Any help would be really appreciated, thanks.
You could try something like this.
SELECT
ev.[BGcolour],
ev.[Event] AS name,
ev.[eventid] AS ID,
ev.[eventstart],
ev.[CourseType],
ev.[Type],
ev.[OtherType],
ev.[OtherTypeDesc],
ev.[eventend],
ev.[CourseNo],
ev.[Confirmed],
ev.[Cancelled],
ev.[DeviceID] AS resource_id,
ev.Crew,
ev.CompanyName ,
ev.Notes,
STUFF((SELECT '<br>'+inst.InstructorName
FROM [OpsInstructorEventsView] inst
WHERE ev.EventID = inst.EventID
FOR XML PATH(''), TYPE).value('.', 'nvarchar(max)'), 1, 4, '') as Names
FROM
[OpsSimEventsView] ev
Not sure why you have joined OpsInstructorEventsView in the main query. I removed it here but if you needed you can just add it again.
A few things to look at:
1) The overhead of functions makes them expensive to call, especially in the select statement of a query that could potentially be returning thousands of rows. It will have to execute that function for every one of them. Consider merging the behavior of the function into your main stored procedure, where the SQL Server can make better use of its optimizer.

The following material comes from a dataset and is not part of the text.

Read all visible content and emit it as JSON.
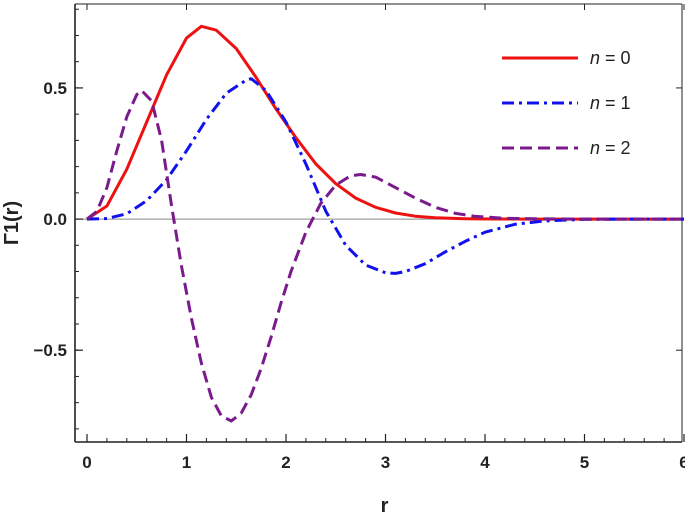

2) Since you are joining on event id in both tables, make sure you have an index on those two columns. I would expect that you do, given that those both appear to be primary key columns, but make sure. An index can make a huge difference.
3) Convert your coalesce call into its equivalent case statements to remove the overhead of calling that function.
Yes make it an INLINE Table-Valued SQL function:
CREATE FUNCTION fnReturnInstructorNamesAsHTML
( #EventID INT )
RETURNS Table
As
Return
SELECT InstructorName + '<br>' result
FROM OpsInstructorEventsView
WHERE EventID = #EventID
Go
Then, in your SQL Statement, use it like this
SELECT ]Other stuff],
(Select result from dbo.fnReturnInstructorNamesAsHTML(ev.EventID)) as Names
FROM OpsSimEventsView ev
JOIN OpsInstructorEventsView inst
ON ev.EventID = inst.EventID
I'm not exactly clear how the query you show in your question is concatenating data from multiple rows in one row of the result, but the problem is that ordinary UDFs are compiled on use, on EVERY use, so for each row in your output result the Query processopr has to recompile the UDF again. THis is NOT True for an "inline table valued" UDF, as it's sql is folded into the outer sql before it is passed to the SQL optimizer, (the subsystem that generates the statement cache plan) and so the UDF is only compiled once.